I sat on the grass as the rain poured over me. Hard. It’s that time of year in Tampa when rain pours every single day. Each drop fell to heal a different wound -- wounds so deep I had forgotten they existed. Wounds I carried. Wounds the earth carried. Stories merged into one vast web: my stories and others’. Salty and unsalted drops ran down my face. 


I was cleansing in the rain for God knows how many times in two years. This cleanse, however, was different. It wasn’t sitting at rock bottom searching for the beauty in my pain while the rain poured over me. Nor was I looking for the great opportunities of growth, asking myself the same question: what am I supposed to learn from this? This was heavier. A hurt that wasn’t stagnant. It felt like boulders were finally breaking and the water trapped in them were gushing out. 


Something (so small) had happened the day before that triggered and unleashed everything. I knew God was listening. I could feel Him. I could feel him closer than my jugular vein. It was the final purge; and it wouldn’t stop. 


The sky poured. I continued to sit. I drained the rocks in me. I prayed.   
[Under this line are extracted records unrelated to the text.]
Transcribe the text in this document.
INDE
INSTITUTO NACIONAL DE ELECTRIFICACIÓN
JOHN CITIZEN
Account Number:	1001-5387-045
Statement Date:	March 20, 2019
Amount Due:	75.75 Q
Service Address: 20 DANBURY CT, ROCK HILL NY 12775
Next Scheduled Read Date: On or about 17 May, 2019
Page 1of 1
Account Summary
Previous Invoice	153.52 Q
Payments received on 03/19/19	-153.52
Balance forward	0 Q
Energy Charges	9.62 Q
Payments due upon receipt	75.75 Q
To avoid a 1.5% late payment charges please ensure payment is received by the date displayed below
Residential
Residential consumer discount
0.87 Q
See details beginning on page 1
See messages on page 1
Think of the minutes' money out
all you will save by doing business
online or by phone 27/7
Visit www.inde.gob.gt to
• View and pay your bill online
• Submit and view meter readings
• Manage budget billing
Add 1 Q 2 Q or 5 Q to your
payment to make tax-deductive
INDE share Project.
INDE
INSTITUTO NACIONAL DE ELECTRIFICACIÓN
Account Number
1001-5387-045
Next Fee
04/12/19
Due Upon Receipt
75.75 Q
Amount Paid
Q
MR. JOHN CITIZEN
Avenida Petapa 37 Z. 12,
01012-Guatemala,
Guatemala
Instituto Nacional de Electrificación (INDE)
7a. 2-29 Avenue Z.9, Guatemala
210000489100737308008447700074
A month earlier I met an Iraqi at a hotel breakfast in a different country. “We really are good people,” he said, his distant eyes locking into mine. “We used to see you all marching for us on TV. It gave us hope.” The word hope was dead as it rolled off his tongue. The same way he found his mother floating in a river with a bullet in her head.

 

We were from the same generation. Each witnessing the war from a different angle. He, in Baghdad. Me, in the United States. It could have been me watching him on TV in front of the White House calling for sanctions. In the summer of 1990, we cut our trip short visiting my grandmother, and rushed back to Atlanta one day before the borders closed for the first Gulf War. My oldest sister was born in Baghdad after my parents fled the monstrous Assad regime in 1980. How many times did God save me from experiencing war? I could have been in Syria. I could have been in Iraq. But it wasn’t my destiny. Yesterday it was Bosnia. Today it’s Gaza. What will it be tomorrow?  


What was my destiny? What is my purpose? Who really is God? What does He expect of me? Why so much suffering? Here. There. Everywhere. The stories are billions. The pain is one. 


My destiny was here, in America. More specifically, it was two marriages. Two divorces. One long. One short. Each barring scars that led me to growth. Strength. Understanding. And Love. 


The first marriage was the vehicle for my offspring. To continue the torch of God’s Light and Guidance (inshaAllah) in five different directions. 


I will always cherish the memories of that marriage and the wonderful experiences that came with it. He was and is a very good man. Good women are for good men; and good men are for good women. My children are blessed to be ours. We are blessed to be theirs. 


My second encounter uprooted life as I knew it. A tornado for this exact moment: purging of the self. To understand opposites: strength and weakness; light and dark; truth and deception; actions and words; peace and turmoil. The tools I need for 40 and beyond. Who he was or is has no significance. A character dropped in and plucked out. A relationship will end exactly as it begins. With my first, it was slow and long, and for that, the closing was slow and long to find the peaceful flow forward. With the second, it was quick and began with a text; so it ended quickly. Also with a text. Just enough time to shatter a vessel so that God could give me all kinds of glue to recreate and build stronger.     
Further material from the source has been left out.